UNITED STATES
SECURITIES AND EXCHANGE COMMISSION
Washington, D.C. 20549
Form 8-K
CURRENT REPORT
Pursuant to Section 13 or 15(d) of the Securities Exchange Act of 1934
Date of Report (Date of earliest event reported): 11/24/2014
Tesco Corporation
(Exact name of registrant as specified in its charter)
Alberta | 76-0419312 |
(State or Other Jurisdiction of Incorporation or Organization) | (I.R.S. Employer Identification No.) |
3993 West Sam Houston Parkway North Suite 100 Houston, Texas | 77043-1221 |
(Address of Principal Executive Offices) | (Zip Code) |
713-359-7000
(Registrant’s telephone number, including area code)
Commission File Number: 001-34090
(Former name or former address, if changed since last report)
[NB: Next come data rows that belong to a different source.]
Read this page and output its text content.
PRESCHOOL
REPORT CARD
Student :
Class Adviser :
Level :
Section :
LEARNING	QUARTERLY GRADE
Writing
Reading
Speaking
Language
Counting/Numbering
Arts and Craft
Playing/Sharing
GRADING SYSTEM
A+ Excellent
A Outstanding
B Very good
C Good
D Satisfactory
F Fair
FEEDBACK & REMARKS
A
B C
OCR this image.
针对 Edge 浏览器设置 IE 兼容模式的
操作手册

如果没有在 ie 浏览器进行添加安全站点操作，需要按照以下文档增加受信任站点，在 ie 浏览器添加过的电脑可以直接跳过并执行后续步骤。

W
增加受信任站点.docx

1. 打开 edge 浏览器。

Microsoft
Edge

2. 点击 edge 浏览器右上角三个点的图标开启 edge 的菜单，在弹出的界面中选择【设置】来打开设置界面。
Check the appropriate box below if the Form 8-K filing is intended to simultaneously satisfy the filing obligation of the registrant under any of the following provisions:
[ ] Written communications pursuant to Rule 425 under the Securities Act (17 CFR 230.425)
[ ] Soliciting material pursuant to Rule 14a-12 under the Exchange Act (17 CFR 240.14a-12)
[ ] Pre-commencement communications pursuant to Rule 14d-2(b) under the Exchange Act (17 CFR 240.14d-2(b))
[ ] Pre-commencement communications pursuant to Rule 13e-4(c) under the Exchange Act (17 CFR 240.13e-4(c))
Item 5.02. Departure of Director or Certain Officers; Election of Directors; Appointment of Certain Officers; Compensatory Arrangements of Certain Officers.
(b) Departure of Director
On November 24, 2014, John T. Reynolds notified Tesco Corporation (the “Company”) of his intent to resign as a member of the Board of Directors of the Company (the “Board”), and its Corporate Governance and Nominating Committee, in order to focus on his other professional and personal commitments. Mr. Reynolds is not resigning from the Board due to any disagreement with the Company on any matter relating to the Company's operations, policies, or practices. The Board will formally accept the resignation at its next meeting.
The Company wishes to thank Mr. Reynolds for his nearly five years of contributions to the Board. The Board also wishes to note all of the efforts and dedication that Mr. Reynolds brought to his service to the Company and his instrumental role in focusing the Company on the creation of shareholder value. The Company wishes him continued success in the future.
SIGNATURE
Pursuant to the requirements of the Securities Exchange Act of 1934, the registrant has duly caused this report to be signed on its behalf by the undersigned hereunto duly authorized.